А если я никогда не выступлю на Вестерос?
— Пентос принадлежит пентошийцам. И в Пентосе — магистр Иллирио. Это он устроил мою свадьбу с кхалом Дрого и подарил драконьи яйца. И он же послал ко мне тебя, Бельваса и Гролео. Я очень многим ему обязана. Я не стану выплачивать долг, отдавая его город какому-то наемнику. Нет.
Сир Барристан склонил голову:
— Ваше Величество говорит мудро.
— Видела ли ты когда-нибудь столь благоприятный день, любовь моя? — заметил Хиздар зо Лорак, когда она присоединилась к нему. Он помог Дени подняться на паланкин, где бок о бок стояли два высоких трона.
— Для тебя он, возможно, и благоприятный. А для тех, кому суждено умереть до заката, он может оказаться совсем не таким.
— Все люди умирают, — сказал Хиздар, — но не всем удается сделать это в лучах славы, под приветственные крики горожан. — Он махнул рукой солдатам, охраняющим двери. — Открывайте.

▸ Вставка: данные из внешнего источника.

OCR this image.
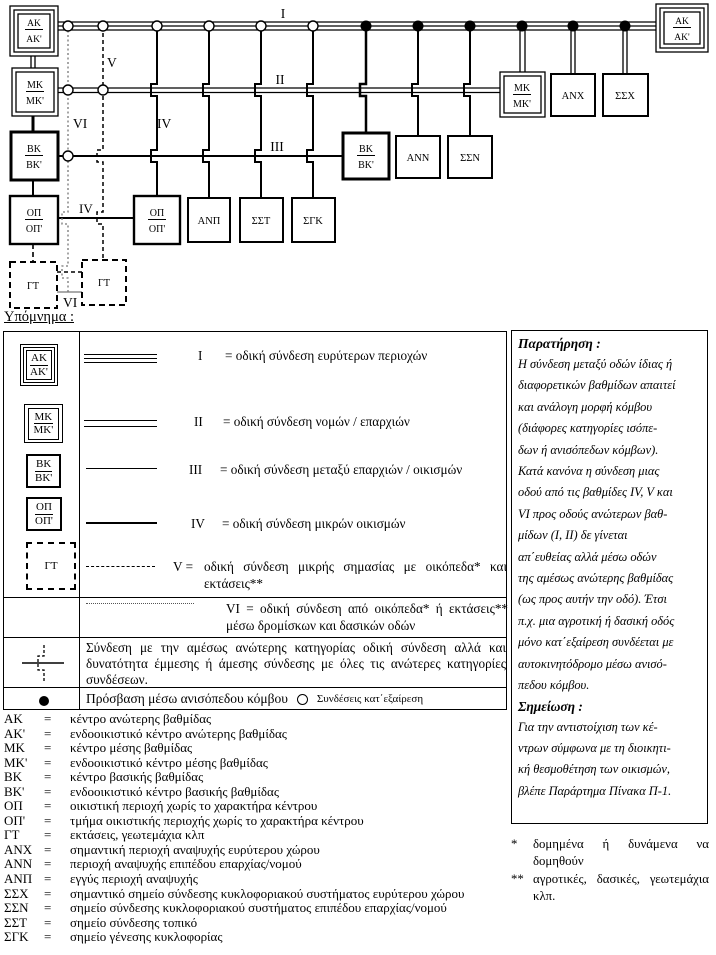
ΑΚ
ΑΚ'
ΜΚ
ΜΚ'
ΒΚ
ΒΚ'
ΟΠ
ΟΠ'
ΓΤ
ΑΚ
ΑΚ'
ΜΚ
ΜΚ'
ΑΝΧ	ΣΣΧ
ΒΚ
ΒΚ'
ΑΝΝ	ΣΣΝ
ΟΠ
ΟΠ'
ΑΝΠ	ΣΣΤ	ΣΓΚ
ΓΤ
I
II
III
V
VI	IV
IV
VI
Υπόμνημα :
ΑΚ
ΑΚ'
ΜΚ
ΜΚ'
ΒΚ
ΒΚ'
ΟΠ
ΟΠ'
ΓΤ
I = οδική σύνδεση ευρύτερων περιοχών
II = οδική σύνδεση νομών / επαρχιών
III = οδική σύνδεση μεταξύ επαρχιών / οικισμών
IV = οδική σύνδεση μικρών οικισμών
V = οδική σύνδεση μικρής σημασίας με οικόπεδα* και εκτάσεις**
VI = οδική σύνδεση από οικόπεδα* ή εκτάσεις** μέσω δρομίσκων και δασικών οδών
Σύνδεση με την αμέσως ανώτερης κατηγορίας οδική σύνδεση αλλά και δυνατότητα έμμεσης ή άμεσης σύνδεσης με όλες τις ανώτερες κατηγορίες συνδέσεων.
Πρόσβαση μέσω ανισόπεδου κόμβου	Συνδέσεις κατ΄εξαίρεση
Παρατήρηση :
Η σύνδεση μεταξύ οδών ίδιας ή
διαφορετικών βαθμίδων απαιτεί
και ανάλογη μορφή κόμβου
(διάφορες κατηγορίες ισόπε-
δων ή ανισόπεδων κόμβων).
Κατά κανόνα η σύνδεση μιας
οδού από τις βαθμίδες IV, V και
VI προς οδούς ανώτερων βαθ-
μίδων (I, II) δε γίνεται
απ΄ευθείας αλλά μέσω οδών
της αμέσως ανώτερης βαθμίδας
(ως προς αυτήν την οδό). Έτσι
π.χ. μια αγροτική ή δασική οδός
μόνο κατ΄εξαίρεση συνδέεται με
αυτοκινητόδρομο μέσω ανισό-
πεδου κόμβου.
Σημείωση :
Για την αντιστοίχιση των κέ-
ντρων σύμφωνα με τη διοικητι-
κή θεσμοθέτηση των οικισμών,
βλέπε Παράρτημα Πίνακα Π-1.
ΑΚ	=	κέντρο ανώτερης βαθμίδας
ΑΚ'	=	ενδοοικιστικό κέντρο ανώτερης βαθμίδας
ΜΚ	=	κέντρο μέσης βαθμίδας
ΜΚ'	=	ενδοοικιστικό κέντρο μέσης βαθμίδας
ΒΚ	=	κέντρο βασικής βαθμίδας
ΒΚ'	=	ενδοοικιστικό κέντρο βασικής βαθμίδας
ΟΠ	=	οικιστική περιοχή χωρίς το χαρακτήρα κέντρου
ΟΠ'	=	τμήμα οικιστικής περιοχής χωρίς το χαρακτήρα κέντρου
ΓΤ	=	εκτάσεις, γεωτεμάχια κλπ
ΑΝΧ =	σημαντική περιοχή αναψυχής ευρύτερου χώρου
ΑΝΝ =	περιοχή αναψυχής επιπέδου επαρχίας/νομού
ΑΝΠ =	εγγύς περιοχή αναψυχής
ΣΣΧ	=	σημαντικό σημείο σύνδεσης κυκλοφοριακού συστήματος ευρύτερου χώρου
ΣΣΝ	=	σημείο σύνδεσης κυκλοφοριακού συστήματος επιπέδου επαρχίας/νομού
ΣΣΤ	=	σημείο σύνδεσης τοπικό
ΣΓΚ	=	σημείο γένεσης κυκλοφορίας
*	δομημένα ή δυνάμενα να δομηθούν
** αγροτικές, δασικές, γεωτεμάχια κλπ.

Площадь перед ее пирамидой была вымощена разноцветными кирпичами, от них волнами поднимался жар. Повсюду толпились люди. Одни перемещались на носилках или в паланкинах, другие — верхом на ослах, а многие же просто шли пешком. Девять из десяти двигались на запад, по широкой кирпичной дороге, ведущей к Яме Дазнака. Увидев появившийся из пирамиды паланкин, ближайшие к нему люди принялись радостно приветствовать его, и волна возгласов распространилась по всей площади. Как странно, подумала королева. Они чествуют меня на той же площади, где я когда-то посадила на кол сто шестьдесят трех Великих Господ.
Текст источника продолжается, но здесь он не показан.